I
Lang geleden was er in Viridur een havendorpje, Bardrock Port, ver afgelegen van de bewoonde wereld.
In dit dorpje woonde een man, Bregas genaamd. Hij had een vrouw en kind, een zoon van 10 en zijn vrouw zo schoon.
Die nacht was de maan vol, het hele dorp was verlicht in het licht van de maan.
Niemand maakte zich zorgen en iedereen sliep, want het dorpje was ver weg van elk gevaar.
Maar iets na middernacht hoorde Bregas geschreeuw en gekrijs.
Bregas, die jong maar zeer wijs was beval zijn vrouw om met hun zoon te vluchten nar het strand en die te volgen tot de kliffen.
Terwijl hij de andere dorpelingen ging helpen gingen zijn vrouw en kind via de achterdeur buiten en liepen weg in de warme zomernacht.
Het dorp werd aangevallen door een nog nooit eerder gezien ras van wezens, noch mens, noch dier waren ze. Bloedlustig en wreed en gingen voor niemand uit de weg.

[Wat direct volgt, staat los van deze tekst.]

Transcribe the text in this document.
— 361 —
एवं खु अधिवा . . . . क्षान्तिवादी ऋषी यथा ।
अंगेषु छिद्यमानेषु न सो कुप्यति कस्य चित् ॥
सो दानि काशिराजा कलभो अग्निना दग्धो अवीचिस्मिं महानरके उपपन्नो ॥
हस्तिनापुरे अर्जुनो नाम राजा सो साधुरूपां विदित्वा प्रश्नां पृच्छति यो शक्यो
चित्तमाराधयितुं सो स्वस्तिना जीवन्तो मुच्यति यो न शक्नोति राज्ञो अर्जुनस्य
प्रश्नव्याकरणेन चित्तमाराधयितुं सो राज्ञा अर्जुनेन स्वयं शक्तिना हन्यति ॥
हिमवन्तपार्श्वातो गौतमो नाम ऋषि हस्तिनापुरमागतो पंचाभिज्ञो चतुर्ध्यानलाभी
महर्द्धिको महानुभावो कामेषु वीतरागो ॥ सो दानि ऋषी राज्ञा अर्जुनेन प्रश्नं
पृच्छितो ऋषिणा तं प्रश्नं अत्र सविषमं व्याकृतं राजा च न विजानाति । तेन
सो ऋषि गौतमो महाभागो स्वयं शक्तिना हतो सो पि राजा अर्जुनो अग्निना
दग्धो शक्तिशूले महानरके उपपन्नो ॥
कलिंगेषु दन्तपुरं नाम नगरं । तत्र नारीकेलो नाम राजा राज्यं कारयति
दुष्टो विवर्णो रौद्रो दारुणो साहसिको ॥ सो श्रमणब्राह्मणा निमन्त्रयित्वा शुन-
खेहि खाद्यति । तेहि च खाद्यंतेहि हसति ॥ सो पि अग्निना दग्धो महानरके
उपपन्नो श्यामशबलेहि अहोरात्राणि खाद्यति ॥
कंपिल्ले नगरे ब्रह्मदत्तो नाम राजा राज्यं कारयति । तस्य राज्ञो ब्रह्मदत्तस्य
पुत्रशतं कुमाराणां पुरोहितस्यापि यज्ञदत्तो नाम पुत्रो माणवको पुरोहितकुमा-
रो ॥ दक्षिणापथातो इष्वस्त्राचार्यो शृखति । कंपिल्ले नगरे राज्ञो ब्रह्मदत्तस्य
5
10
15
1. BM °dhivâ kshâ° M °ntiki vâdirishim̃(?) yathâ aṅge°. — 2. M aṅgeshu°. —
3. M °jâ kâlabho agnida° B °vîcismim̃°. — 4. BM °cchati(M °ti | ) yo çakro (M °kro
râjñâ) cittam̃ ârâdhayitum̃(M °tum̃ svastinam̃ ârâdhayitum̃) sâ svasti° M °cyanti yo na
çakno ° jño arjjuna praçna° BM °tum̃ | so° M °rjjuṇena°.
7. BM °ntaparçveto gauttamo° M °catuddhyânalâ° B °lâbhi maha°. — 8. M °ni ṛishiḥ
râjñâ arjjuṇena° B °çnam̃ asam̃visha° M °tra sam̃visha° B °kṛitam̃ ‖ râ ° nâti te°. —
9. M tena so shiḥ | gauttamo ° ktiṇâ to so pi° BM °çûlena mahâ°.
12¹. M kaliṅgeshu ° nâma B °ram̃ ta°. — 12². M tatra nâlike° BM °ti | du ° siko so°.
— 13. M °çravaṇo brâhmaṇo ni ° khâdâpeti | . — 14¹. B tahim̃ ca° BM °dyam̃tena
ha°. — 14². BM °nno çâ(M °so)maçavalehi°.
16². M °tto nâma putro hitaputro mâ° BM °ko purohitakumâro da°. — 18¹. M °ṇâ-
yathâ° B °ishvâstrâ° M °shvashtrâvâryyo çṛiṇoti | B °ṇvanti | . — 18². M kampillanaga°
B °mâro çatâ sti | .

De man kwam bij de gruwels en voorkwam tijdig dat een vrouw onthoofd werd en een kind doorboord door zwaardenstaal.
Veel mannen stierven in de komende minuten, maar uiteindelijk vluchtten de indringers.
Toen de vijand rechtsomkeer maakte hoorde hij een krijs van een stem zeer bekend in zijn oren. Hij draaide zich om en daar stond het meest gruwelijke wezen dat je je ooit kan voorstellen, en als je de indringers al eng vond dan doe je nooit meer een oog dicht achter dit wezen gezien te hebben,.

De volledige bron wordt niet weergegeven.